Second, it is best to view love of fate as love of necessity. A key reason being that there is an obvious tension between the relationship of amor fati and free will. If fate is a real thing then how can I be free? By viewing ‘fate’ as necessity this debate of fate and free will is put aside.
The next step is then defining ‘necessity’, a task which is aided by Epictetus’ statement that there are some things within our control and some things which are not. Necessity is all that which is not in our control. The first step, he would say, is to acknowledge what cannot be changed. Once this has been established, there is no utility in doing anything other than loving (or at the very least accepting) those things which cannot be changed. Anything else will necessarily fail to bring mental tranquillity. Genuine acceptance seems to be the first phase in moving towards a relinquishing of unnecessary mental suffering.
There are not many things that you can genuinely control.
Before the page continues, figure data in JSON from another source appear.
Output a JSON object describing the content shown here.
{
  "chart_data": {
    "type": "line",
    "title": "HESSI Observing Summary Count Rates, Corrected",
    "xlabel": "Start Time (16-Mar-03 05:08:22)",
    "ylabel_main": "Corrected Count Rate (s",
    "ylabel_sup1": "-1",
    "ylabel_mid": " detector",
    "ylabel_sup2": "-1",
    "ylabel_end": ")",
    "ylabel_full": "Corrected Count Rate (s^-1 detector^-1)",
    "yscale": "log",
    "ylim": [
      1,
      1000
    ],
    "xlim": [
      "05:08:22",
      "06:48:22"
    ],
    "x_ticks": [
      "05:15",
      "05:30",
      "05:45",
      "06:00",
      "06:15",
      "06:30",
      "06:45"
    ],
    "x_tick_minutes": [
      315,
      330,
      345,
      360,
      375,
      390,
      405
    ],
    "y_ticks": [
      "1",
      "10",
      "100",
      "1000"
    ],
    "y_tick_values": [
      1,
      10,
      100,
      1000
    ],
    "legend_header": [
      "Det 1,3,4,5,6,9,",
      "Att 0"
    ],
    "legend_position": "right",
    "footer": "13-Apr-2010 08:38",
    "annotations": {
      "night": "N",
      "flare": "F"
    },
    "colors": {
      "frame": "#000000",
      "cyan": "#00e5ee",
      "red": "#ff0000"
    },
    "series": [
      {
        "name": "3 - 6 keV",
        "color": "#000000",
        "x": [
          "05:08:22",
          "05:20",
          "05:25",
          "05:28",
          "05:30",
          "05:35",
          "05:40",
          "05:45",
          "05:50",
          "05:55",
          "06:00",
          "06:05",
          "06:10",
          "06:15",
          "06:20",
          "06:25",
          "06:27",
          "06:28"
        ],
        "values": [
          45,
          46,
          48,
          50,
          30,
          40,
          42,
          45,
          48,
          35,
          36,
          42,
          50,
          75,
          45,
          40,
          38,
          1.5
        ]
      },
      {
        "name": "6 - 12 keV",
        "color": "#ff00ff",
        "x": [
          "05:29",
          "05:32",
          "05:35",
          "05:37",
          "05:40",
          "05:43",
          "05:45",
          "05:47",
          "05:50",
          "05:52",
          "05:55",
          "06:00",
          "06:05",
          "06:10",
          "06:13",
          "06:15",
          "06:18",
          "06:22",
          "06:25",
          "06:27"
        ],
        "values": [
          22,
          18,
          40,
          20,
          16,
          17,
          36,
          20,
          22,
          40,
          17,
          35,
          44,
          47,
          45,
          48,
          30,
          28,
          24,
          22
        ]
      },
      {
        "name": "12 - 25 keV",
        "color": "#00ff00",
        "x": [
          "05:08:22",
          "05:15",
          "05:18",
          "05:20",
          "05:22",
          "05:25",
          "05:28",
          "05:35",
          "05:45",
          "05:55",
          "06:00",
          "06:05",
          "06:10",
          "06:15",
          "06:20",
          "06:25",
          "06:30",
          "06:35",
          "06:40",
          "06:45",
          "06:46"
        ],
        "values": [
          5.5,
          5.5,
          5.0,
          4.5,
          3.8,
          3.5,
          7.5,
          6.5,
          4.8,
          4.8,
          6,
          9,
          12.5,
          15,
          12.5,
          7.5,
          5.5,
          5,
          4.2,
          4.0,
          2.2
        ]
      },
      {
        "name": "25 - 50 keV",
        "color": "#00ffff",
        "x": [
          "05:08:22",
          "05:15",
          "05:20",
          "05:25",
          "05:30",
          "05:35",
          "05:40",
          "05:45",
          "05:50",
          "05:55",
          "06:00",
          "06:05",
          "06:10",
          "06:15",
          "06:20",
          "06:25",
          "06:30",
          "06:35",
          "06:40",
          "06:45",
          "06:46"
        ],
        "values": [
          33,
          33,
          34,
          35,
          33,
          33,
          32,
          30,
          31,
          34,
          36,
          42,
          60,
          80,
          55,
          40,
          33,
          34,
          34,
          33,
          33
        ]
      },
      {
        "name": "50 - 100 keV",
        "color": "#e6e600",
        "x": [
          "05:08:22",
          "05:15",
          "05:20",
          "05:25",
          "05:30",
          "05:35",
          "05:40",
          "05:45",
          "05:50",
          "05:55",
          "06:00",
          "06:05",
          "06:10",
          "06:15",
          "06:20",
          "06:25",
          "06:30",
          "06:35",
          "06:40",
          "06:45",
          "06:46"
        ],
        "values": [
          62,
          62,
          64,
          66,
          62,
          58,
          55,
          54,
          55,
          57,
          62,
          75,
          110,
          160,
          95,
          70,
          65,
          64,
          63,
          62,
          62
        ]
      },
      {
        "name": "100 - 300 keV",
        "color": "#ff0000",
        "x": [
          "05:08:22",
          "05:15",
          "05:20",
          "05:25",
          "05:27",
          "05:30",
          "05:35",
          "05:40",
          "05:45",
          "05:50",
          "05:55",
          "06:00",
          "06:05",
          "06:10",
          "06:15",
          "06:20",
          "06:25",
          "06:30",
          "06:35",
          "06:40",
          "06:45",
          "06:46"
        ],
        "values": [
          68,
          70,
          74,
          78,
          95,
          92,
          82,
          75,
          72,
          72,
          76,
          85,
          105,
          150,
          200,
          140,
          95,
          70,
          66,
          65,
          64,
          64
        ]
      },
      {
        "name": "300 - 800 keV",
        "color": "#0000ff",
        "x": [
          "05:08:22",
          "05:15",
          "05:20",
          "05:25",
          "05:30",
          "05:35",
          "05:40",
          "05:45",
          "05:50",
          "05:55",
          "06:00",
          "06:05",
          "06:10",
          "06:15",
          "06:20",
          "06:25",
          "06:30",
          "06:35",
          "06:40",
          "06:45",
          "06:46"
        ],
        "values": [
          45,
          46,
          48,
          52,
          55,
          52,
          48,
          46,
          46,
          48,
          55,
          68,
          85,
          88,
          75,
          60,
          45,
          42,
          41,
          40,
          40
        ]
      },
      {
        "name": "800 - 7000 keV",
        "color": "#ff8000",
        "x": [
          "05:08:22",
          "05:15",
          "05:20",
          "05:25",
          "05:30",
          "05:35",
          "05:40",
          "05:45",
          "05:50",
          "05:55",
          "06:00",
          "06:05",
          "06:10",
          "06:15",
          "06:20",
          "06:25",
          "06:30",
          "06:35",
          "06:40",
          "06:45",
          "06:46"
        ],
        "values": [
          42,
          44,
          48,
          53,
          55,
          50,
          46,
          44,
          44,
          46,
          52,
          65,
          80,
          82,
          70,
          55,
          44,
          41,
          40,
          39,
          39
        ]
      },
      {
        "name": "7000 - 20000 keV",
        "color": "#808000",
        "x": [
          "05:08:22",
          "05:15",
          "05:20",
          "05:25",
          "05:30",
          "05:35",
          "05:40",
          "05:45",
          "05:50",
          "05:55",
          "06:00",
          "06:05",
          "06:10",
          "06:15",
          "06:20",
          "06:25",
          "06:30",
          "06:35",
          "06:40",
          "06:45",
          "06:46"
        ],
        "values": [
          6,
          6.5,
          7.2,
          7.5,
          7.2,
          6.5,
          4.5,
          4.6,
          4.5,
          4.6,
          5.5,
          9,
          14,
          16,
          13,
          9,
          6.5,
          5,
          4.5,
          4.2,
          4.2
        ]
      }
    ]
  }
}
In fact, the only thing that is realistically in one’s own control is one’s own mind. It is true that even one’s mind can be a difficult thing to control, but it does at the very least has the potential to be within one’s control. There is a whole other debate to be had about the nature of controlling one’s own mind, and I’m sure Sigmund Freud has a lot to say about this and the role of the subconscious, but that is something for another discussion. Many, in fact most, of the events that occur in our lives will not be in our control. They either appear to us as obstacles to be fought against and resented, or obstacles to be climbed over, to be used as a weapon for building strength of character. How these things seem is ultimately up to us, since the influence one has over external events is incredibly limited.
amor fati is a simple concept, but is actually something rather difficult to implement into one’s life effectively. It means training oneself to overcome the instinct to yearn for unchangeable things to be better, to avoid looking back with regret and refrain from moving forward with anxiety. These are not easily done, as Nietzsche recognized. He did not declare that he was a yes-sayer but that he hoped he would become one. It is something that an individual becomes, because the human condition is such that the usual reaction to events is not aligned with amor fati. One can only strive, therefore, to overcome oneself and forge a newly trained mind and character which handles difficult situations with a new outlook.